THERE is so much of my own country about which I know so little. Arbroath was one such place, somewhere to pass by on the way elsewhere. It's one of these wee broon toons (the sandstone of the buildings is supposedly red, but then I'm as colour-blind as a bat in a 1930s movie) up the east coast, and I was heading thither to spend the weekend with my old friends, David and Nessie.
David worked at the Hootsmon for 48 years, first as a linotype operator, then in pre-press (something neither of us knew the meaning of) and latterly in IT. He used to pad around the North Bridge nuthouse in sandals, a moving oasis of calm amid the h
ot sands of barely suppressed hysteria. Nessie was a civil servant. She paints wonderful landscapes. Both keep themselves active and interested. David has a super collection of antiquarian books.
His ancestors hailed from Arbroath, and Nessie discovered hers too were from the surrounding Angus area. David runs a website about the Bell Rock lighthouse. His great-great-great grandfather was one of the key men involved in its construction. Later, yon ancestor became a lighthouse storekeeper in my beloved Leith.
David and Nessie keep a lovely little second home in Arbroath, to which they repair when life in Edinburgh's leafy suburbs becomes too constricting. Arbroath is constricted by the big boa of a dual carriageway slithering right through the middle of the place. Makes getting in and oot – and through – pretty straightforward, though.
At the wilfully plain Foundry Inn, an amiable bunch of old guys playing accordions and fiddles sparked mixed memories of other places for me. A group of visitors from Philadelphia, artists of some sort, took it all in. Some looked very Scottish, with fiery red hair. They'd probably heard the place would be jumping, but it was quiet. Many "legendary" places in the sticks turn out to be prosaic, but I liked the unpretentious bar at the Foundry.
Another night, we went to Wetherspoon's, where it was £1.29 for a pint of IPA. I had to drink several to make sure I wasn't dreaming. For another few quid I could have had a "meal deal". There was no muzak either. Sounds great? Up to a point. For it was THE place to be in Arbroath, so there were burdz with skirts up to here and baldies with tattooed biceps. Biceps have become a bore. You can't move for them nowadays. How kinder men looked back in the Sixties and Seventies. Now the look is determinedly brutal.
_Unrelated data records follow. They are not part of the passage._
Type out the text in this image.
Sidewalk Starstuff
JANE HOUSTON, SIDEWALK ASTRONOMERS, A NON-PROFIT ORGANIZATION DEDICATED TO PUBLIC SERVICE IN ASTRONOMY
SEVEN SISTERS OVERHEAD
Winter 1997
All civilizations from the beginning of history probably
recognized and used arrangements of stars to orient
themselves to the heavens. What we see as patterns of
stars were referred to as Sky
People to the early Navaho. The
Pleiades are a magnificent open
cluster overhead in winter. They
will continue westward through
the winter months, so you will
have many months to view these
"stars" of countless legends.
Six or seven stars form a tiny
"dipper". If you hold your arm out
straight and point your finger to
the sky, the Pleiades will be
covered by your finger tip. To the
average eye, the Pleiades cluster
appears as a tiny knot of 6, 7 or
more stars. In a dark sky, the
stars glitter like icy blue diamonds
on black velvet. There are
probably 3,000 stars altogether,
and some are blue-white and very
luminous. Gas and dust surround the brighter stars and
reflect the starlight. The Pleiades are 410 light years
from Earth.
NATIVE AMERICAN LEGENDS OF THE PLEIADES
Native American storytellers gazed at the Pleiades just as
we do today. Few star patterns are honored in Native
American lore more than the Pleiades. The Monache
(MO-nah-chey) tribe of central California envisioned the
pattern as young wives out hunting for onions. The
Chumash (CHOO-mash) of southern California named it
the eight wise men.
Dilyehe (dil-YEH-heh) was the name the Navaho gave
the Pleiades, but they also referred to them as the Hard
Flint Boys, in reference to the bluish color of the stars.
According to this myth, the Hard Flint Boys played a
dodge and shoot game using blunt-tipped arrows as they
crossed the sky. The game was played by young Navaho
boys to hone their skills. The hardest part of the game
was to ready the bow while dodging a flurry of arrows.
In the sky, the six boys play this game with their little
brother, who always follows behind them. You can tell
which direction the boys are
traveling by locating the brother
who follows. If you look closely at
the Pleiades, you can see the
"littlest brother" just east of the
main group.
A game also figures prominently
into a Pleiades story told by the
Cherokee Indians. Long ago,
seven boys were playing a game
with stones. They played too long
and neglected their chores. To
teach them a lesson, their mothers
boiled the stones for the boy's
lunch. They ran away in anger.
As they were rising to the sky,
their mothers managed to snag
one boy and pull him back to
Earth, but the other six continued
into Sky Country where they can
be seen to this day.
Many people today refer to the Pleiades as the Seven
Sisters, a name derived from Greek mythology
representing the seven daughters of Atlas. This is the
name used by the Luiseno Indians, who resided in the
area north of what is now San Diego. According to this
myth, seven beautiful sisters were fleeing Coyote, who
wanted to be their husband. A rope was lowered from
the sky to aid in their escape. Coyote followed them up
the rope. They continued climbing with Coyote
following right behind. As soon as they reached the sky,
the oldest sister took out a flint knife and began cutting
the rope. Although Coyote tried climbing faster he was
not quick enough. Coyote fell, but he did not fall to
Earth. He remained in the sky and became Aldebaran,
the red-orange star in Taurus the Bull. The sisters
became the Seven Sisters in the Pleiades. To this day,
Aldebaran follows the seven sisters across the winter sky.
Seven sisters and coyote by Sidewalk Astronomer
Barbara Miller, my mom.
But enough of boozers and biceps. Let's leave town. The village of St Vigeans is actually just on the outskirts. We'd come to look at the graveyard, as you do. It sits on a mound, with the parish church at the top, and the ground so steep that some folk must have been buried standing up. St Vigean was originally St Feichin, incidentally, an Irish name that sounds like it might have been made up by Father Ted.
Such a quiet, atmospheric place. We heard ethereal singing from somewhere. Back in the car, switching on the radio, we found it was coming from Classic FM. What a delight to see the Pictish stone at Aberlemno. I'd seen it so often in photiegraphs. No one knows what the symbols stand for. Probably a load of rubbish. In the past, unbelievable though it sounds, people were even thicker than they are today.
Inside the church, the minister's pulpit seemed hemmed in. In the past, he'd have been literally looked down upon by the lairds. Maybe he still is. Aargh, already my blood is starting to boil! Lairds! They still own vast tracts of the lands, when these are not foreign-owned – something forbidden in other countries. Doesn't matter to me where they're from. The idea that someone "owns" thousands of acres, and can fence these off from the citizenry, is absurd and immoral. Excuse me a second, while I have a stiff drink. It's either that or headbutt something.
Ah, that's better. I just headbutted the door. Oh, the joy of quiet roads. It was like being back in less mad times (which people then thought mad, or certainly madder than the past, when everything seemed better but, generally speaking, was worse). Some roads were neither single-track nor comfortably wide enough for two cars. There were no passing places, which is a problem in these in-betweeny, not quite Highlandy places (where single-track roads predominate and have passing places every few yards). But we managed fine in David's dinky little Honda Jazz.